我国行政诉讼法1990年实施,当时有如石破天惊,很多人惊讶于百姓可以告官,当做新鲜事,充满期待,也夹杂着犹疑。20多年过去,“民告官”不再是奇谈,但“告得赢官”仍很新鲜,“立案难、审理难、执行难”的问题一直存在,“信访不信法”成为普遍的社会心态。总之,普通人虽被赋予了法律利器,但真实的法律地位并不强硬,在权力面前很多时候还挺不直腰杆。
修改行政诉讼法的直接考虑是排除“民告官”的种种法律障碍和困难,但从立法宗旨与法律精髓考虑,更根本的目的是实现公民、政府机关之间的法律平等地位。这种平等,首先体现在庭审中,比如诉讼程序、举证责任等等不会向一方倾斜;同时,平等也延伸至日常的行政管理中,是要通过法律救济手段兜底,把公民与权力之间的关系,扭转为普通的权责关系,改变那种治理者与治理对象的关系,管制与服从的关系。在一个法律主治时代,所有的社会关系都因法律而平等,权力并无理由可以置身“法网”之外。

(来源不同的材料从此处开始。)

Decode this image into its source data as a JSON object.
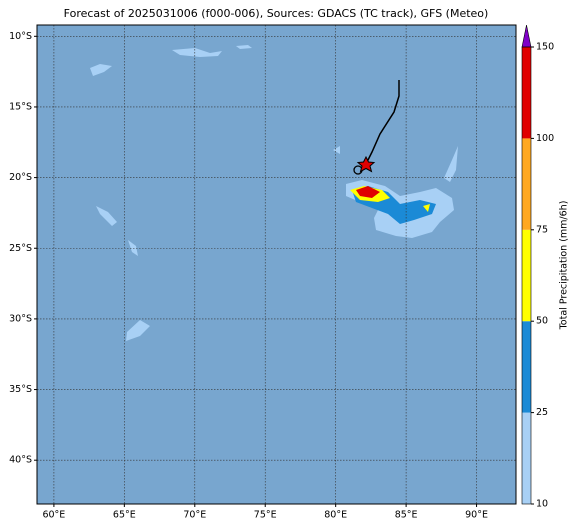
{
  "map": {
    "title": "Forecast of 2025031006 (f000-006), Sources: GDACS (TC track), GFS (Meteo)",
    "xlim": [
      58.8,
      92.8
    ],
    "ylim": [
      -43.1,
      -9.2
    ],
    "xticks": [
      {
        "value": 60,
        "label": "60°E"
      },
      {
        "value": 65,
        "label": "65°E"
      },
      {
        "value": 70,
        "label": "70°E"
      },
      {
        "value": 75,
        "label": "75°E"
      },
      {
        "value": 80,
        "label": "80°E"
      },
      {
        "value": 85,
        "label": "85°E"
      },
      {
        "value": 90,
        "label": "90°E"
      }
    ],
    "yticks": [
      {
        "value": -10,
        "label": "10°S"
      },
      {
        "value": -15,
        "label": "15°S"
      },
      {
        "value": -20,
        "label": "20°S"
      },
      {
        "value": -25,
        "label": "25°S"
      },
      {
        "value": -30,
        "label": "30°S"
      },
      {
        "value": -35,
        "label": "35°S"
      },
      {
        "value": -40,
        "label": "40°S"
      }
    ],
    "grid": true,
    "colorbar": {
      "label": "Total Precipitation (mm/6h)",
      "ticks": [
        10,
        25,
        50,
        75,
        100,
        150
      ],
      "colors": [
        "#a8d0f5",
        "#1b8ad6",
        "#ffff00",
        "#ffa820",
        "#e00000"
      ],
      "extend_color": "#8000c8"
    }
  }
}
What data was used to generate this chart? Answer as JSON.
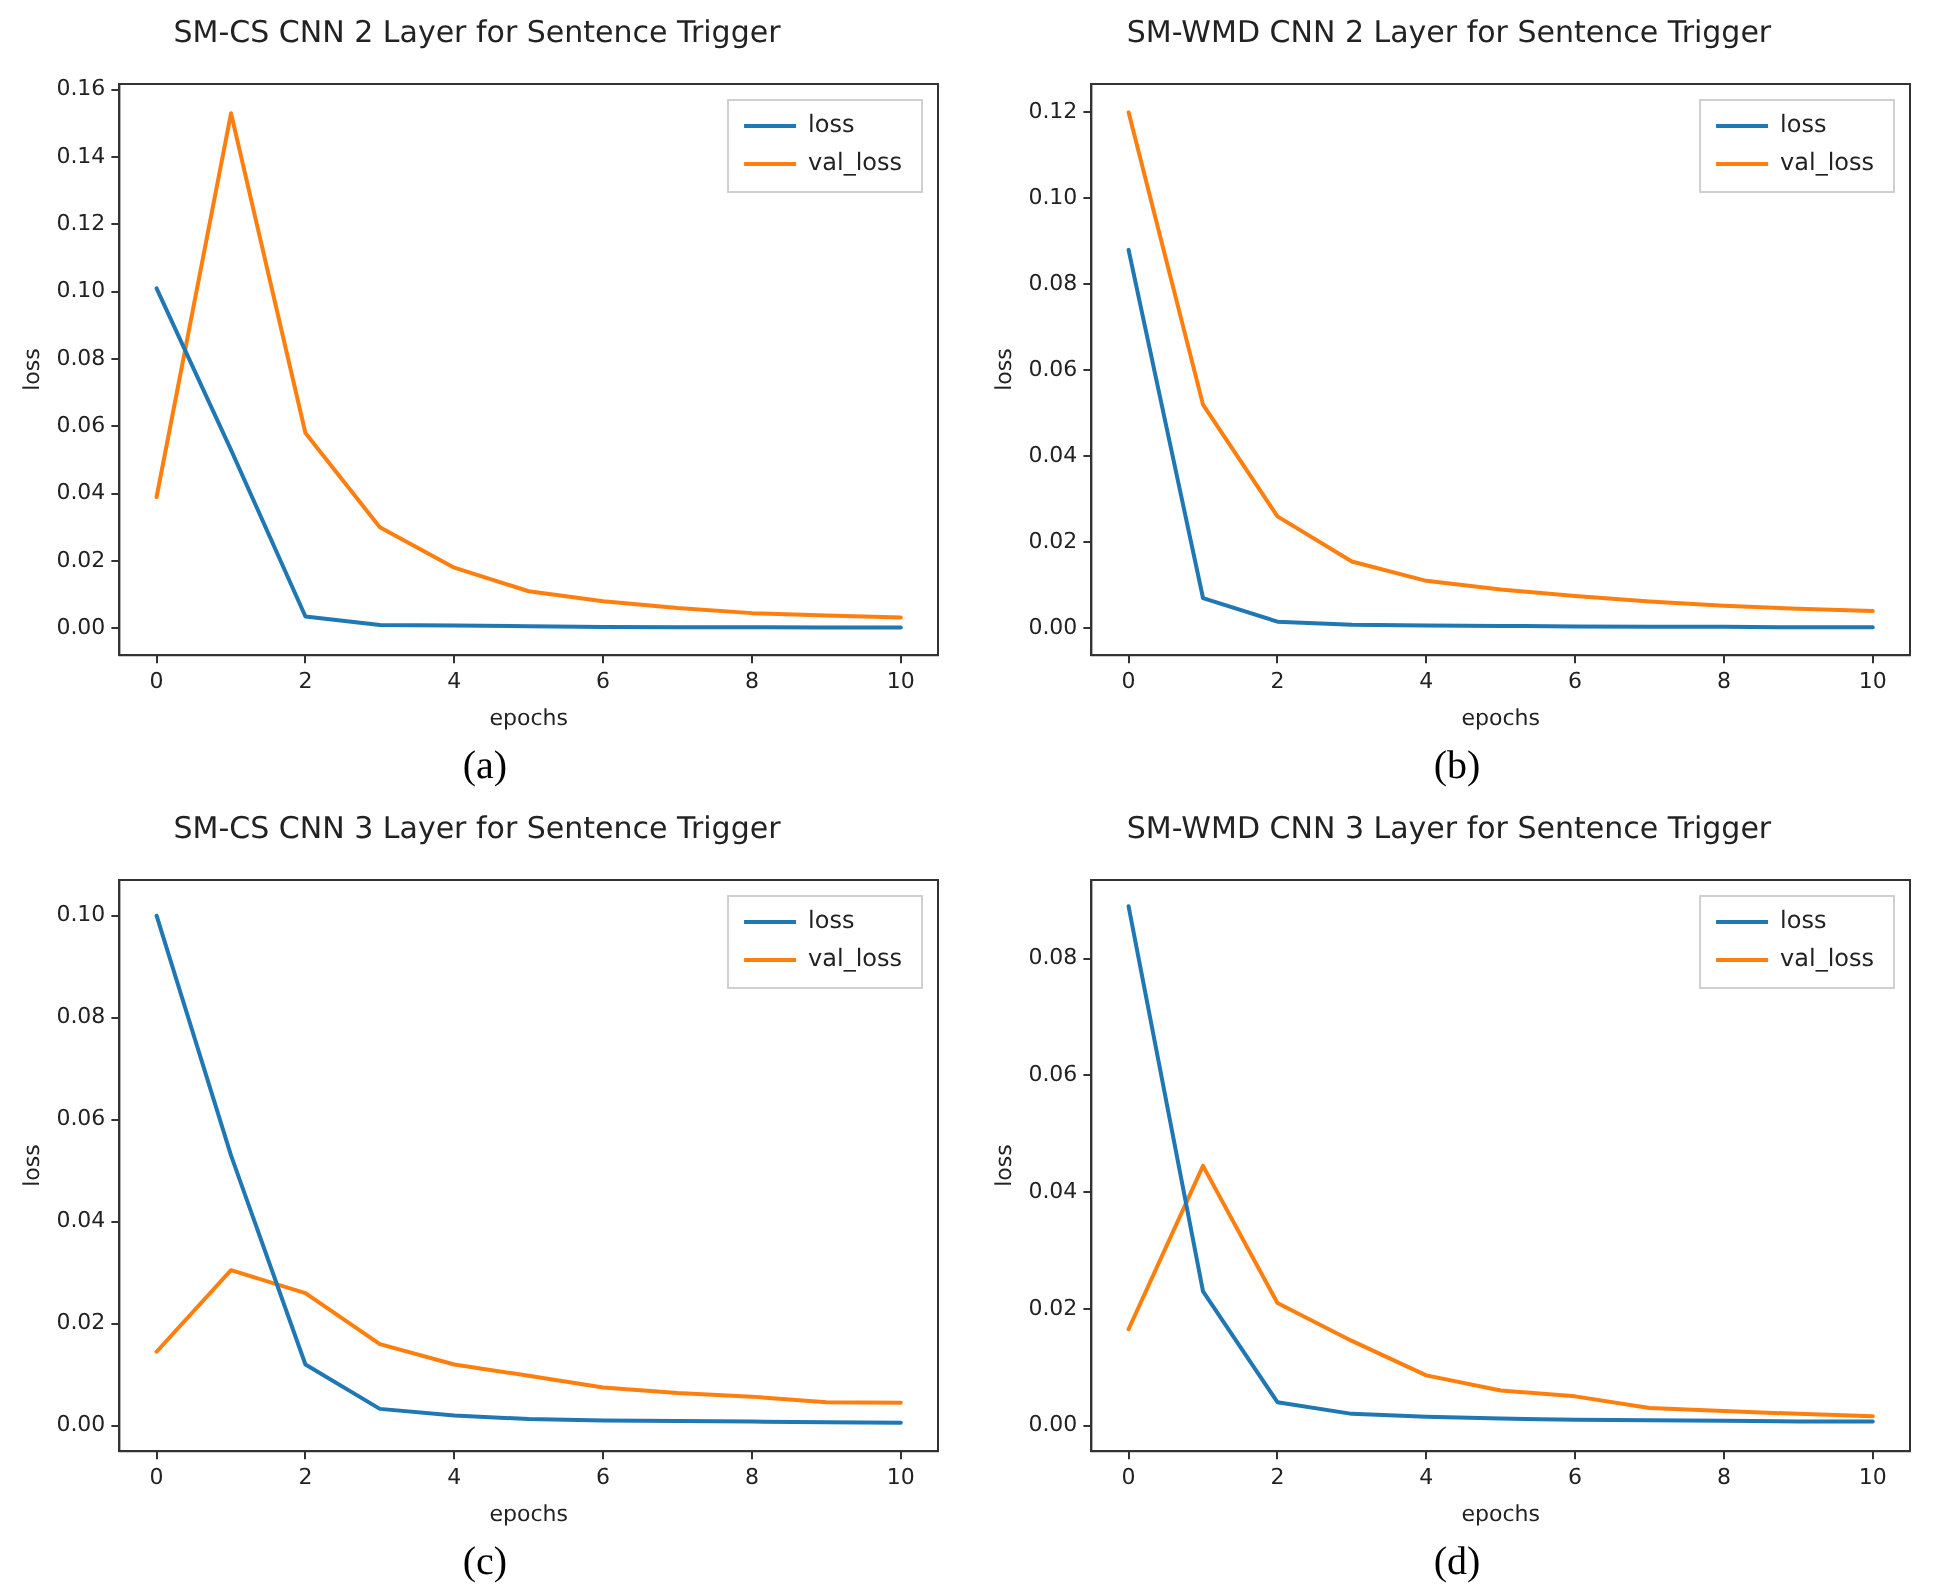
{
  "chart_data": [
    {
      "type": "line",
      "title": "SM-CS CNN 2 Layer for Sentence Trigger",
      "xlabel": "epochs",
      "ylabel": "loss",
      "annotations": [
        "(a)"
      ],
      "x": [
        0,
        1,
        2,
        3,
        4,
        5,
        6,
        7,
        8,
        9,
        10
      ],
      "xlim": [
        -0.5,
        10.5
      ],
      "xticks": [
        0,
        2,
        4,
        6,
        8,
        10
      ],
      "ylim": [
        -0.008,
        0.1617
      ],
      "yticks": [
        {
          "value": 0,
          "label": "0.00"
        },
        {
          "value": 0.02,
          "label": "0.02"
        },
        {
          "value": 0.04,
          "label": "0.04"
        },
        {
          "value": 0.06,
          "label": "0.06"
        },
        {
          "value": 0.08,
          "label": "0.08"
        },
        {
          "value": 0.1,
          "label": "0.10"
        },
        {
          "value": 0.12,
          "label": "0.12"
        },
        {
          "value": 0.14,
          "label": "0.14"
        },
        {
          "value": 0.16,
          "label": "0.16"
        }
      ],
      "grid": false,
      "legend": "top right",
      "marker": "none",
      "line_style": "solid",
      "series": [
        {
          "name": "loss",
          "color": "#1f77b4",
          "values": [
            0.101,
            0.053,
            0.0035,
            0.001,
            0.0008,
            0.0006,
            0.0004,
            0.0003,
            0.0003,
            0.0002,
            0.0002
          ]
        },
        {
          "name": "val_loss",
          "color": "#ff7f0e",
          "values": [
            0.039,
            0.153,
            0.058,
            0.03,
            0.018,
            0.011,
            0.008,
            0.006,
            0.0045,
            0.0038,
            0.0032
          ]
        }
      ]
    },
    {
      "type": "line",
      "title": "SM-WMD CNN 2 Layer for Sentence Trigger",
      "xlabel": "epochs",
      "ylabel": "loss",
      "annotations": [
        "(b)"
      ],
      "x": [
        0,
        1,
        2,
        3,
        4,
        5,
        6,
        7,
        8,
        9,
        10
      ],
      "xlim": [
        -0.5,
        10.5
      ],
      "xticks": [
        0,
        2,
        4,
        6,
        8,
        10
      ],
      "ylim": [
        -0.0063,
        0.1266
      ],
      "yticks": [
        {
          "value": 0,
          "label": "0.00"
        },
        {
          "value": 0.02,
          "label": "0.02"
        },
        {
          "value": 0.04,
          "label": "0.04"
        },
        {
          "value": 0.06,
          "label": "0.06"
        },
        {
          "value": 0.08,
          "label": "0.08"
        },
        {
          "value": 0.1,
          "label": "0.10"
        },
        {
          "value": 0.12,
          "label": "0.12"
        }
      ],
      "grid": false,
      "legend": "top right",
      "marker": "none",
      "line_style": "solid",
      "series": [
        {
          "name": "loss",
          "color": "#1f77b4",
          "values": [
            0.088,
            0.007,
            0.0015,
            0.0008,
            0.0006,
            0.0005,
            0.0004,
            0.0003,
            0.0003,
            0.0002,
            0.0002
          ]
        },
        {
          "name": "val_loss",
          "color": "#ff7f0e",
          "values": [
            0.12,
            0.052,
            0.026,
            0.0155,
            0.011,
            0.009,
            0.0075,
            0.0062,
            0.0052,
            0.0045,
            0.004
          ]
        }
      ]
    },
    {
      "type": "line",
      "title": "SM-CS CNN 3 Layer for Sentence Trigger",
      "xlabel": "epochs",
      "ylabel": "loss",
      "annotations": [
        "(c)"
      ],
      "x": [
        0,
        1,
        2,
        3,
        4,
        5,
        6,
        7,
        8,
        9,
        10
      ],
      "xlim": [
        -0.5,
        10.5
      ],
      "xticks": [
        0,
        2,
        4,
        6,
        8,
        10
      ],
      "ylim": [
        -0.005,
        0.107
      ],
      "yticks": [
        {
          "value": 0,
          "label": "0.00"
        },
        {
          "value": 0.02,
          "label": "0.02"
        },
        {
          "value": 0.04,
          "label": "0.04"
        },
        {
          "value": 0.06,
          "label": "0.06"
        },
        {
          "value": 0.08,
          "label": "0.08"
        },
        {
          "value": 0.1,
          "label": "0.10"
        }
      ],
      "grid": false,
      "legend": "top right",
      "marker": "none",
      "line_style": "solid",
      "series": [
        {
          "name": "loss",
          "color": "#1f77b4",
          "values": [
            0.1,
            0.053,
            0.012,
            0.0033,
            0.002,
            0.0013,
            0.001,
            0.0009,
            0.0008,
            0.0007,
            0.0006
          ]
        },
        {
          "name": "val_loss",
          "color": "#ff7f0e",
          "values": [
            0.0145,
            0.0305,
            0.026,
            0.016,
            0.012,
            0.0098,
            0.0075,
            0.0064,
            0.0057,
            0.0046,
            0.0045
          ]
        }
      ]
    },
    {
      "type": "line",
      "title": "SM-WMD CNN 3 Layer for Sentence Trigger",
      "xlabel": "epochs",
      "ylabel": "loss",
      "annotations": [
        "(d)"
      ],
      "x": [
        0,
        1,
        2,
        3,
        4,
        5,
        6,
        7,
        8,
        9,
        10
      ],
      "xlim": [
        -0.5,
        10.5
      ],
      "xticks": [
        0,
        2,
        4,
        6,
        8,
        10
      ],
      "ylim": [
        -0.0044,
        0.0935
      ],
      "yticks": [
        {
          "value": 0,
          "label": "0.00"
        },
        {
          "value": 0.02,
          "label": "0.02"
        },
        {
          "value": 0.04,
          "label": "0.04"
        },
        {
          "value": 0.06,
          "label": "0.06"
        },
        {
          "value": 0.08,
          "label": "0.08"
        }
      ],
      "grid": false,
      "legend": "top right",
      "marker": "none",
      "line_style": "solid",
      "series": [
        {
          "name": "loss",
          "color": "#1f77b4",
          "values": [
            0.089,
            0.023,
            0.004,
            0.002,
            0.0015,
            0.0012,
            0.001,
            0.0009,
            0.0008,
            0.0007,
            0.0007
          ]
        },
        {
          "name": "val_loss",
          "color": "#ff7f0e",
          "values": [
            0.0165,
            0.0445,
            0.021,
            0.0145,
            0.0086,
            0.006,
            0.005,
            0.003,
            0.0025,
            0.002,
            0.0016
          ]
        }
      ]
    }
  ]
}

在这个意义上,行政诉讼法的价值不在于它好看,也不仅是好用、方便,或者带来“民告官”多大的胜诉率,归根结底,是要看其能不能把一个官员、一个政府机关“拉”到庭审中,和普普通通的个人“对簿公堂”。 一个官员无论级别再高,社会地位多么优越,在行政诉讼中,他都要以法律的规则,和普通人你来我往的质辩,据理力争,讲证据,讲逻辑,遵从理性,甚至争论得面红耳赤。某种意义上,“民告官”的说法都要抛弃,完善的行政诉讼制度是鼓励普通人与官员、政府机关平等争讼,而不是向权力讨要公平接济的形式之一。